Key Aspects of Creating an Addition to an Antique Home

What are the key aspect of creating an addition to an antique home? How about I tell you the story of this sweet antique home located in Durham, NH.

This home is owned by a young couple with three small children. The original house was a 1700’s Antique Cape, two bedroom, two bath, 1800 sf house. Since there was one larger bedroom, all three children were sleeping in that room, while Mom and Dad used the smaller bedroom. Therefore, the goal: to add two bedrooms. That simple. With a budget of $200k.

It’s actually fairly rare for a client to stick to Scope of Project and Budget but they were very focused on keeping the project simple to achieve a 4 bedroom home. Therefore, the goal was to add two bedrooms above the existing kitchen, family room – an addition put on in the 1980’s. Note: The only change they made was to not put the walls in to create the 4th bedroom and instead create a playroom/ library. Adding those walls will be simple if they decide that that in the future.

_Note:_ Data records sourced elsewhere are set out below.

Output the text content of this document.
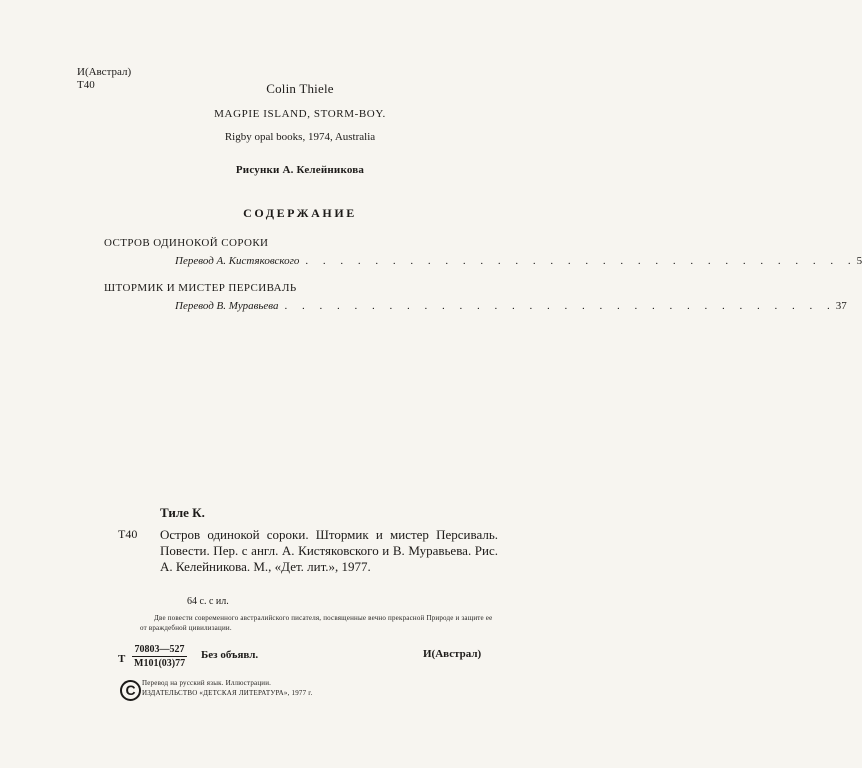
И(Австрал)
Т40	Colin Thiele
MAGPIE ISLAND, STORM-BOY.
Rigby opal books, 1974, Australia
Рисунки А. Келейникова
СОДЕРЖАНИЕ
ОСТРОВ ОДИНОКОЙ СОРОКИ
Перевод А. Кистяковского . . . . . . . . . . . . . . . . . . . . . . . . . . . . . . . . 5
ШТОРМИК И МИСТЕР ПЕРСИВАЛЬ
Перевод В. Муравьева . . . . . . . . . . . . . . . . . . . . . . . . . . . . . . . . 37
Тиле К.
Т40 Остров одинокой сороки. Штормик и мистер Персиваль. Повести. Пер. с англ. А. Кистяковского и В. Муравьева. Рис. А. Келейникова. М., «Дет. лит.», 1977.
64 с. с ил.
Две повести современного австралийского писателя, посвященные вечно прекрасной Природе и защите ее от враждебной цивилизации.
Т
70803—527
М101(03)77
Без объявл.	И(Австрал)
C Перевод на русский язык. Иллюстрации.
ИЗДАТЕЛЬСТВО «ДЕТСКАЯ ЛИТЕРАТУРА», 1977 г.
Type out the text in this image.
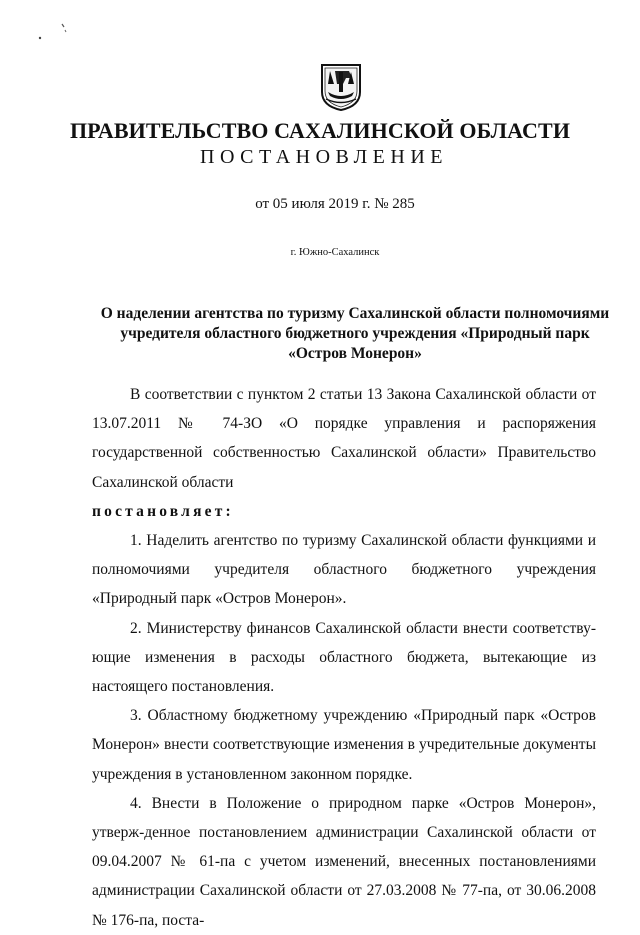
ПРАВИТЕЛЬСТВО САХАЛИНСКОЙ ОБЛАСТИ
ПОСТАНОВЛЕНИЕ
от 05 июля 2019 г. № 285
г. Южно-Сахалинск
О наделении агентства по туризму Сахалинской области полномочиями
учредителя областного бюджетного учреждения «Природный парк
«Остров Монерон»

В соответствии с пунктом 2 статьи 13 Закона Сахалинской области от 13.07.2011 № 74-ЗО «О порядке управления и распоряжения государственной собственностью Сахалинской области» Правительство Сахалинской области

постановляет:

1. Наделить агентство по туризму Сахалинской области функциями и полномочиями учредителя областного бюджетного учреждения «Природный парк «Остров Монерон».

2. Министерству финансов Сахалинской области внести соответству-ющие изменения в расходы областного бюджета, вытекающие из настоящего постановления.

3. Областному бюджетному учреждению «Природный парк «Остров Монерон» внести соответствующие изменения в учредительные документы учреждения в установленном законном порядке.

4. Внести в Положение о природном парке «Остров Монерон», утверж-денное постановлением администрации Сахалинской области от 09.04.2007 № 61-па с учетом изменений, внесенных постановлениями администрации Сахалинской области от 27.03.2008 № 77-па, от 30.06.2008 № 176-па, поста-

Here are some Key Aspects to adding on to an antique house in order to keep the historic integrity

Roofline Height is Essential

The main roofline was relatively low with a 5’interior knee wall. Therefore, I let that height set the height of the new roof.

Roof Pitch

I wanted to match the roof pitch and eave height over the existing kitchen / family room to have all the lines of the addition to blend with the original house.


It was decided that we would put on a dormer on the back of the house in order to hit code with head height in the hallway.


We had to beef up the structure seeing that the original house used old and undersized lumber for today building standards. This created a step when moving from the existing house into the new bedrooms. The kitchen remained untouched.


In order to stay with the scale of the existing windows, we installed the windows on the second floor low to the floor in order to align with the windows below. My favorite window being the one in the corner tucked under the roofline.

Important to note

The windows on the gable end of the roof are the egress windows for the kids bedrooms.

Interior Finishes

We created three closets and tucked in storage and spaces for the kids. The flooring stayed true to the house with the wide pine wood floor – the least expensive floor on the market.

The happy family plays, reads, sleeps and spends quality family time together. I’m always thrilled to see the joy in my clients in their new spaces!